Testing done following each cisplatin cycle showed increasingly progressive hearing loss in the mice. The researchers also measured platinum levels in various organs throughout the drug cycles and found that, whereas other organs eliminated the drug relatively quickly, the cochlea retained the cisplatin, showing no significant loss of platinum 60 days after the last administration of the drug.

The researchers also conducted postmortem analysis of inner ear tissue of human patients who had received cisplatin, and found that platinum was retained in cochleae at least 18 months after the last treatment. In addition, they found that in the cochlea of one pediatric patient (the only one available for study), significantly more platinum was retained than in adult patients, consistent with the fact that children’s ears are known to be more susceptible to cisplatin-induced hearing loss.

In both the mouse model and in studies of human tissue, the researchers determined that the platinum accumulates in a part of the cochlea called the stria vascularis, which, Breglio explained, regulates the makeup of the fluid that bathes the sensory hair cells in the ear “and is critical to their proper function.”

This lengthy retention in the cochlea could explain why this drug is damaging the inner ear, Breglio said. Furthermore, these findings, demonstrating the accumulation of the drug and identifying where it is retained, mean that future studies need to “look beyond hair cells” to explain cisplatin-induced hearing loss, the researchers wrote.

Findings That Could Lead to Hearing Loss Treatment and Prevention

The finding that cisplatin is retained in the cochlea indefinitely is important for patient care, Dr. Ivy said.

Hearing loss from cisplatin “is not a static injury, it doesn’t stay the same. It can progress over time and it can occur late,” she added. “That suggests that a long-term survivor needs ongoing monitoring of their hearing.”

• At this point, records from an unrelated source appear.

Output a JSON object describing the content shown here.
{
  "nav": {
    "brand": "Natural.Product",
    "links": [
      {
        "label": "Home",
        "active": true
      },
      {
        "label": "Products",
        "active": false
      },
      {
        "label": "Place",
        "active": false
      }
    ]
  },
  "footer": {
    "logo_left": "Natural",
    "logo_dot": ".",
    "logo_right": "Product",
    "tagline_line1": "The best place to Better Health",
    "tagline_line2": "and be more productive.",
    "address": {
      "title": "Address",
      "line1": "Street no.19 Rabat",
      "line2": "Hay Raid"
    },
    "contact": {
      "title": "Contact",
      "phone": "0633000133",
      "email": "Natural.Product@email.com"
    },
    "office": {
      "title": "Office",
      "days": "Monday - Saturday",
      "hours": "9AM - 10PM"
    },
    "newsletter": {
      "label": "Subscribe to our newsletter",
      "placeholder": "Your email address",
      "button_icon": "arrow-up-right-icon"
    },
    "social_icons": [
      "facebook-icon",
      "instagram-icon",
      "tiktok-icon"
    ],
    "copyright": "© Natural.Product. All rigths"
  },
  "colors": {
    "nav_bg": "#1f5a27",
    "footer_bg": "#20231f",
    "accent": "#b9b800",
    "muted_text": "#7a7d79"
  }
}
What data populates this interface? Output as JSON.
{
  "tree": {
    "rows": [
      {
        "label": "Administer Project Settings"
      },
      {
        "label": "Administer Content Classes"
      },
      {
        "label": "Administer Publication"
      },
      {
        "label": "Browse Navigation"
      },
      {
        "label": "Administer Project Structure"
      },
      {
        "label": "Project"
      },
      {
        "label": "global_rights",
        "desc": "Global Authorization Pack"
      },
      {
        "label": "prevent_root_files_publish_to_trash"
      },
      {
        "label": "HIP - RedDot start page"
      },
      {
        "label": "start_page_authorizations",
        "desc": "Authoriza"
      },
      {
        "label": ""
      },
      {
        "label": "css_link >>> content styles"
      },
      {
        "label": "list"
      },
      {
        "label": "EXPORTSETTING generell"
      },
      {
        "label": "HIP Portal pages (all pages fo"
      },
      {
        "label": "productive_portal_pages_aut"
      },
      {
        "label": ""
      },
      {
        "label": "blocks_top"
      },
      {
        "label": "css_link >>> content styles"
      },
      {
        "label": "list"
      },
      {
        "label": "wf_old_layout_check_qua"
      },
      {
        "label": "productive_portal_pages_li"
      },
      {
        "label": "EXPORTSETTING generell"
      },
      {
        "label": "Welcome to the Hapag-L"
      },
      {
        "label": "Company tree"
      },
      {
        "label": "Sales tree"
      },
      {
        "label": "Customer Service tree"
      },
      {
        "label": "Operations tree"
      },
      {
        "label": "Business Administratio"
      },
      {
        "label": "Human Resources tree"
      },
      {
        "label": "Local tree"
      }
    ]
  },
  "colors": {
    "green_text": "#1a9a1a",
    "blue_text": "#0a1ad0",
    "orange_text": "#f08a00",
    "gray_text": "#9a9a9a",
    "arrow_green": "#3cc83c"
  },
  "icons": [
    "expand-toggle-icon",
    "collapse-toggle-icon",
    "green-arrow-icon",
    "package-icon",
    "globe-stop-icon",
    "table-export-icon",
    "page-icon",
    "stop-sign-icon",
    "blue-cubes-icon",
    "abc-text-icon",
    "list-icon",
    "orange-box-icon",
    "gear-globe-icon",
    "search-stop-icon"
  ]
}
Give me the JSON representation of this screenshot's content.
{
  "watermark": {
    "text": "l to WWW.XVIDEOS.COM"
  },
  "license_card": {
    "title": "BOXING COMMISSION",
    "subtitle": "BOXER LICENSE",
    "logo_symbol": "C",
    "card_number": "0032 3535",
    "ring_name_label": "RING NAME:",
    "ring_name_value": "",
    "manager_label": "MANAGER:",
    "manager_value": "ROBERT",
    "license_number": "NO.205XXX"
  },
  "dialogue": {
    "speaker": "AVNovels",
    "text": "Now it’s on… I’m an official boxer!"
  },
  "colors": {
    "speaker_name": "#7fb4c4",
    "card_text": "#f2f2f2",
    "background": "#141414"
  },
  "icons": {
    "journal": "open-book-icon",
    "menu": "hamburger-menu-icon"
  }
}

She said it will be up to practitioners to continue this monitoring and to rapidly intervene with devices that assist in hearing, such as hearing aids.

Hearing loss can have a particularly negative impact on children, she said.

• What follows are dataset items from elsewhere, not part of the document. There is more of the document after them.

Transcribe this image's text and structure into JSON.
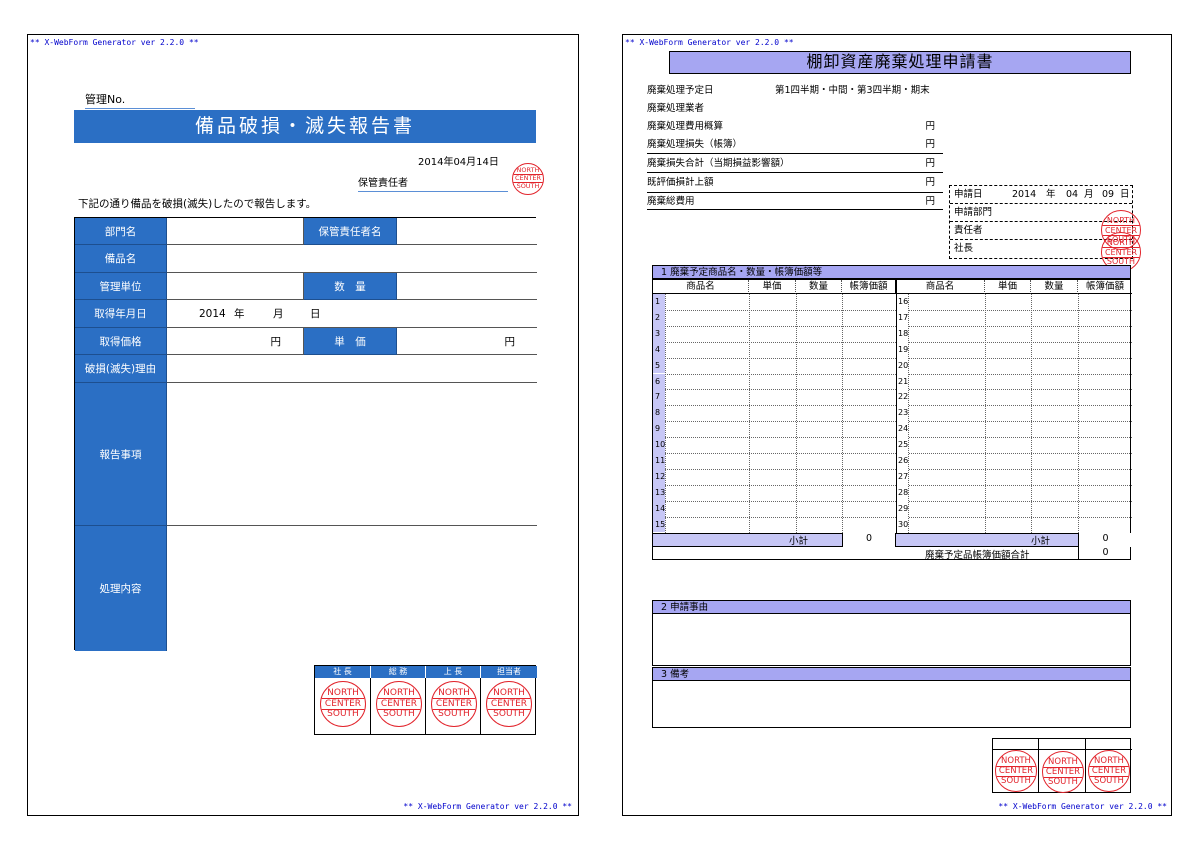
{
  "generator_tag": "** X-WebForm Generator ver 2.2.0 **",
  "stamp": {
    "line1": "NORTH",
    "line2": "CENTER",
    "line3": "SOUTH",
    "color": "#e2242c"
  },
  "accent": {
    "page1_blue": "#2b6fc4",
    "page2_lavender": "#a6a6f2"
  },
  "report": {
    "management_no_label": "管理No.",
    "title": "備品破損・滅失報告書",
    "date": "2014年04月14日",
    "custodian_label": "保管責任者",
    "intro": "下記の通り備品を破損(滅失)したので報告します。",
    "fields": {
      "department": "部門名",
      "custodian_name": "保管責任者名",
      "item_name": "備品名",
      "management_unit": "管理単位",
      "quantity": "数　量",
      "acquisition_date": "取得年月日",
      "acquisition_year": "2014",
      "year_unit": "年",
      "month_unit": "月",
      "day_unit": "日",
      "acquisition_price": "取得価格",
      "yen": "円",
      "unit_price": "単　価",
      "reason": "破損(滅失)理由",
      "report_details": "報告事項",
      "handling": "処理内容"
    },
    "approvals": [
      "社 長",
      "総 務",
      "上 長",
      "担当者"
    ]
  },
  "disposal": {
    "title": "棚卸資産廃棄処理申請書",
    "rows": [
      {
        "label": "廃棄処理予定日",
        "value": "第1四半期・中間・第3四半期・期末",
        "unit": ""
      },
      {
        "label": "廃棄処理業者",
        "value": "",
        "unit": ""
      },
      {
        "label": "廃棄処理費用概算",
        "value": "",
        "unit": "円"
      },
      {
        "label": "廃棄処理損失（帳簿）",
        "value": "",
        "unit": "円"
      },
      {
        "label": "廃棄損失合計（当期損益影響額）",
        "value": "",
        "unit": "円"
      },
      {
        "label": "既評価損計上額",
        "value": "",
        "unit": "円"
      },
      {
        "label": "廃棄総費用",
        "value": "",
        "unit": "円"
      }
    ],
    "application": {
      "date_label": "申請日",
      "year": "2014",
      "year_unit": "年",
      "month": "04",
      "month_unit": "月",
      "day": "09",
      "day_unit": "日",
      "department_label": "申請部門",
      "manager_label": "責任者",
      "president_label": "社長"
    },
    "section1_title": "1 廃棄予定商品名・数量・帳簿価額等",
    "columns": [
      "商品名",
      "単価",
      "数量",
      "帳簿価額"
    ],
    "left_row_numbers": [
      "1",
      "2",
      "3",
      "4",
      "5",
      "6",
      "7",
      "8",
      "9",
      "10",
      "11",
      "12",
      "13",
      "14",
      "15"
    ],
    "right_row_numbers": [
      "16",
      "17",
      "18",
      "19",
      "20",
      "21",
      "22",
      "23",
      "24",
      "25",
      "26",
      "27",
      "28",
      "29",
      "30"
    ],
    "subtotal_label": "小計",
    "subtotal_left": "0",
    "subtotal_right": "0",
    "total_label": "廃棄予定品帳簿価額合計",
    "total_value": "0",
    "section2_title": "2 申請事由",
    "section3_title": "3 備考"
  }
}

“If adults develop hearing loss, they’re more acutely aware of it, and are more likely to seek assistance, whereas younger children who develop hearing loss might not notice it as much or be unable to explain the problem,” she explained. “Since they can’t hear very well, they may have trouble paying attention and that could be misconceived as a learning disability or a behavior problem. And yet, if they get the appropriate intervention, they perform at the same level they did prior to receiving platinum.”

This is why researchers on Dr. Cunningham’s team are trying to find ways to block cisplatin from entering the inner ear. They are looking at the cellular mechanism by which cisplatin is taken up by the cells of the stria vascularis to find ways to block uptake, as well as identify drugs that might “target cisplatin itself, and bind it or sequester it” before it can get into the inner ear, Breglio said.

“[Cisplatin] is one of the most widely used anticancer drugs on the planet, and it’s saving a lot of lives,” Dr. Cunningham said. But the hearing loss is permanent. “So these patients are surviving and they have this hearing loss for the rest of their lives. What we’d like to be able to do is develop a therapy that will allow patients to take the life-saving drug, but preserve their hearing.”